Set of possible actions $a_i \in A$ an agent can take in the given environment. Also referred as $u_i \in U$ in control formulation.

OBS: If an action cannot be taken in a given state, this is usually encoded by the transition operator $\mathcal{T}$.

Reward \(r(s, a)\)

Function that maps state-action pairs to a scalar value. Rewards represent how good or bad are the given state-action pairs. Sometimes rewards are assigned only to a given

OBS: Sometimes instead of the reward function a cost $c(s, a)$ function is used. They certify that $r(s, a) = - c(s, a)$.

Transition operator \(\mathcal{T}\)

In a stochastic transition environment, encodes the transition probabilities:

\begin{equation} \mathcal{T}_{s’, s, a} = p \left( s_t = s’ \mid s_t = s, a_t = a \right) \end{equation}

Policy \(\pi(a, s)\)

Encodes the behavior of an agent in an environment. Can be understood as a distribution over the actions taken by the agent. $\pi(a, s)$ represents the probability of choosing the action $a$ given that the current state is $s$.

\begin{equation} \pi(a_t = a, s_t = s) \equiv p(a_t = a \mid s_t = s) \end{equation}

Usually policies are dependent on a set of parameters $\theta$ (e.g. weights in a ANN). In this case, we refer to it as: \(\pi_{\theta}(a, s)\).

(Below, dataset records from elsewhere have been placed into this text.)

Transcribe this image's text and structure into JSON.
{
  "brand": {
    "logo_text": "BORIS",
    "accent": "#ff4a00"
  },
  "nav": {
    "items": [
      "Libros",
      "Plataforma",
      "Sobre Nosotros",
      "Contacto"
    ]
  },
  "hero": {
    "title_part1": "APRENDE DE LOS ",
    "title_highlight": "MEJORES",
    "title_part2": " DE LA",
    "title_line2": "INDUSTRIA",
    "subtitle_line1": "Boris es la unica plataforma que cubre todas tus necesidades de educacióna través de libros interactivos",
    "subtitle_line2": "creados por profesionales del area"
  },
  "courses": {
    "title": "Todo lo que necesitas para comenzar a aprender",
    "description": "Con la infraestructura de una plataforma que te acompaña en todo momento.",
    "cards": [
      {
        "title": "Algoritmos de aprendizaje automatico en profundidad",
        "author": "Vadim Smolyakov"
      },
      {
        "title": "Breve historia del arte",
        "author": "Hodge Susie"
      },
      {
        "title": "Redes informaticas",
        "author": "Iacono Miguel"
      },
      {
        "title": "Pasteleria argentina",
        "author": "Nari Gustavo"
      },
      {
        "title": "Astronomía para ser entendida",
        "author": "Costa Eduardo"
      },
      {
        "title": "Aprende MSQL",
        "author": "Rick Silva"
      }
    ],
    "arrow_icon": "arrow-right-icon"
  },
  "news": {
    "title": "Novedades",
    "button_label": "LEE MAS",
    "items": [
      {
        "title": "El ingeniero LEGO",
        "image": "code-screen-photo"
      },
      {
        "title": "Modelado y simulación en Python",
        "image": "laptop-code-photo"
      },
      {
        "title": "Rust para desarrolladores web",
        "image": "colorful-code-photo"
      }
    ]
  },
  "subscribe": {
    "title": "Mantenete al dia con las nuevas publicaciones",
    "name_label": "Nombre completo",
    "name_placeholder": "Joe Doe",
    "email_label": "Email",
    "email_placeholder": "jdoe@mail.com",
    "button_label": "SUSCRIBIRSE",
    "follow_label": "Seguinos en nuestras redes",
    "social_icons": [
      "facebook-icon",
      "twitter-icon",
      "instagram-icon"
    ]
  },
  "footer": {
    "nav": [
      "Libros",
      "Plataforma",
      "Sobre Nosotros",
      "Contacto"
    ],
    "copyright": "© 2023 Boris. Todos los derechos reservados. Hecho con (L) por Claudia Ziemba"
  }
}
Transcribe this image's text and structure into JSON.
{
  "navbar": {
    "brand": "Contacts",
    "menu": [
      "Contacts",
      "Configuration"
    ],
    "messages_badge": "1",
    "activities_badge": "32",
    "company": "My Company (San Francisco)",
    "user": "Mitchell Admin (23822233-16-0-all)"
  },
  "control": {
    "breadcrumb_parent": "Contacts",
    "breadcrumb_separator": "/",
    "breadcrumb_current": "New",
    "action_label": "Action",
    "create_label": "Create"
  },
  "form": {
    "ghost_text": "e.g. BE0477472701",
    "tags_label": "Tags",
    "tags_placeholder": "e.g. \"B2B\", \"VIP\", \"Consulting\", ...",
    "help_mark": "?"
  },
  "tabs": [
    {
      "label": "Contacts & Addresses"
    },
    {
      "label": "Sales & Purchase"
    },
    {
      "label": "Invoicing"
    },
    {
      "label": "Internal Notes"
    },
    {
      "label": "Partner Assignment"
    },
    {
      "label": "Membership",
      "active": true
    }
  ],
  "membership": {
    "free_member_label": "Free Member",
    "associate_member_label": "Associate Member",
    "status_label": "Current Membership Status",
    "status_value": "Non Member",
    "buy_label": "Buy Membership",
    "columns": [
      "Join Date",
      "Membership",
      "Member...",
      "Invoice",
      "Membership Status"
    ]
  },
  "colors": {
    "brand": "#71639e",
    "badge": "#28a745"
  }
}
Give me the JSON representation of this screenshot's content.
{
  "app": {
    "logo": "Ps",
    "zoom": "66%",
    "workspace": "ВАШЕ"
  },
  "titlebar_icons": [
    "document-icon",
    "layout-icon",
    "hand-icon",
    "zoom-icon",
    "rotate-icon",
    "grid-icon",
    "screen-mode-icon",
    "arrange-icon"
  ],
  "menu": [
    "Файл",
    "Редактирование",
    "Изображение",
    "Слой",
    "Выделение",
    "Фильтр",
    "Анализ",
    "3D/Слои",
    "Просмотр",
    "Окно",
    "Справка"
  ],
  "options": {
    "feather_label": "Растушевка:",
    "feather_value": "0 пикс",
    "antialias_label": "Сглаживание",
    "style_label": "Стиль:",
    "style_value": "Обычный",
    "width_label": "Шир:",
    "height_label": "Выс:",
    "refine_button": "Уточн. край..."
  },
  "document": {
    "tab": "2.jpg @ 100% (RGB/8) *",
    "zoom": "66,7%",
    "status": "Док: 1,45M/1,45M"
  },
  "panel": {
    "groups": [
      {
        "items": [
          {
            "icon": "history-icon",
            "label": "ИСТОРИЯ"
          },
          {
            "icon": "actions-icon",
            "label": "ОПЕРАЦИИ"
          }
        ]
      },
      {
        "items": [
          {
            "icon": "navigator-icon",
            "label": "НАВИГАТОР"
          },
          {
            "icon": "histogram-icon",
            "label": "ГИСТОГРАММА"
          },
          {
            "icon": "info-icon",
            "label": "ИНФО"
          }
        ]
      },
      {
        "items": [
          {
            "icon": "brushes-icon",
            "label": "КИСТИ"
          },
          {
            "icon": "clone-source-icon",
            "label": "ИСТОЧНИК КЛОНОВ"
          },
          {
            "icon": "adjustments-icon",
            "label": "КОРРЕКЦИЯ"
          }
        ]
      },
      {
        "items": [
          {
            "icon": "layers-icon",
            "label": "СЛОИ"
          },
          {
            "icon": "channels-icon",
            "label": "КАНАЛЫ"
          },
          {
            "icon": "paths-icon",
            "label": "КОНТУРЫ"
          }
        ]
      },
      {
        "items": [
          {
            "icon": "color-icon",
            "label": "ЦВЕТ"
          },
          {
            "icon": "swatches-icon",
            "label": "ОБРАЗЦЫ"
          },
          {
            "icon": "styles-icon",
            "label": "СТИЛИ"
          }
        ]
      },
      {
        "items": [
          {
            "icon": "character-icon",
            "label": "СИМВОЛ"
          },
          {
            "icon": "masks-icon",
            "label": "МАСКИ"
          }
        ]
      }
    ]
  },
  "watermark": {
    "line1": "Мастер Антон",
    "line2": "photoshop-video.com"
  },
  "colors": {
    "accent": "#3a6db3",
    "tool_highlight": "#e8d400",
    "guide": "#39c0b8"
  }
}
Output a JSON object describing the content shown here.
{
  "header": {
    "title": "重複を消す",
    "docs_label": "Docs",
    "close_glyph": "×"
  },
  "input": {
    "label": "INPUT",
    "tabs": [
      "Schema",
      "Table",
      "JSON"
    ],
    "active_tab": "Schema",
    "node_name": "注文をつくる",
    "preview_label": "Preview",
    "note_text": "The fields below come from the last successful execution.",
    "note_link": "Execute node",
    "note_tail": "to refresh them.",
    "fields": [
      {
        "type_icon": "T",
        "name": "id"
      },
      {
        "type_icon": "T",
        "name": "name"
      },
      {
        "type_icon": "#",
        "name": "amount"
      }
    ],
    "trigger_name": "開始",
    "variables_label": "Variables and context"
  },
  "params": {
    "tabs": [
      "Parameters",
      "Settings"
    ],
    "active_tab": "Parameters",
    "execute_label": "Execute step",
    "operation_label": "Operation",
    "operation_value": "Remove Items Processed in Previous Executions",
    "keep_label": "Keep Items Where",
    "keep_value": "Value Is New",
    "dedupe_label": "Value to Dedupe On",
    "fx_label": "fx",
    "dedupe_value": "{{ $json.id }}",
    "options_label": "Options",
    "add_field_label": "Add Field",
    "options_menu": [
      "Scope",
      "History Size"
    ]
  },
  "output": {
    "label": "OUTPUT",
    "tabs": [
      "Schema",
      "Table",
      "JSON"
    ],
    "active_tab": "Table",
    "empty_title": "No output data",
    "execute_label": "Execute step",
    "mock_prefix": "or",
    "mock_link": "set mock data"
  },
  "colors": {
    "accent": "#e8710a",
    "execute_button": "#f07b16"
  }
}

OBS: A policy can be stochastic or deterministic. We can use the same notation: in the deterministic case the probability of the chosen action is 1 and the others are 0. Why would you want a stochastic policy? Imagine you are playing rock-paper-scissors, if you behave deterministically, your opponent can take advantage of it.

OBS: We sometimes write $\pi_\theta(s) = a$. We refer to the action chosen by the policy in state $s$.

OBS: A policy can operate on a fully or partially observable environment.

Example of decision process elements

Example of decision process elements

Markov Decision Processes (MDP)

MDP: It is a discrete-time stochastic control process which certifies the Markov property: the conditional probability distribution of future states of the process (conditional on both past and present states) depends only upon the present state, not on the sequence of events that preceded it.

Graphical model of a Markov decision process

Graphical model of a Markov decision process

OBS: If the environment transitions and rewards are known, the optimal policy can be found using Dynamic Programming (DP) approaches. Otherwise, we need to use RL methods.

OBS: Observations do NOT necessarily satisfy Markov property but states do.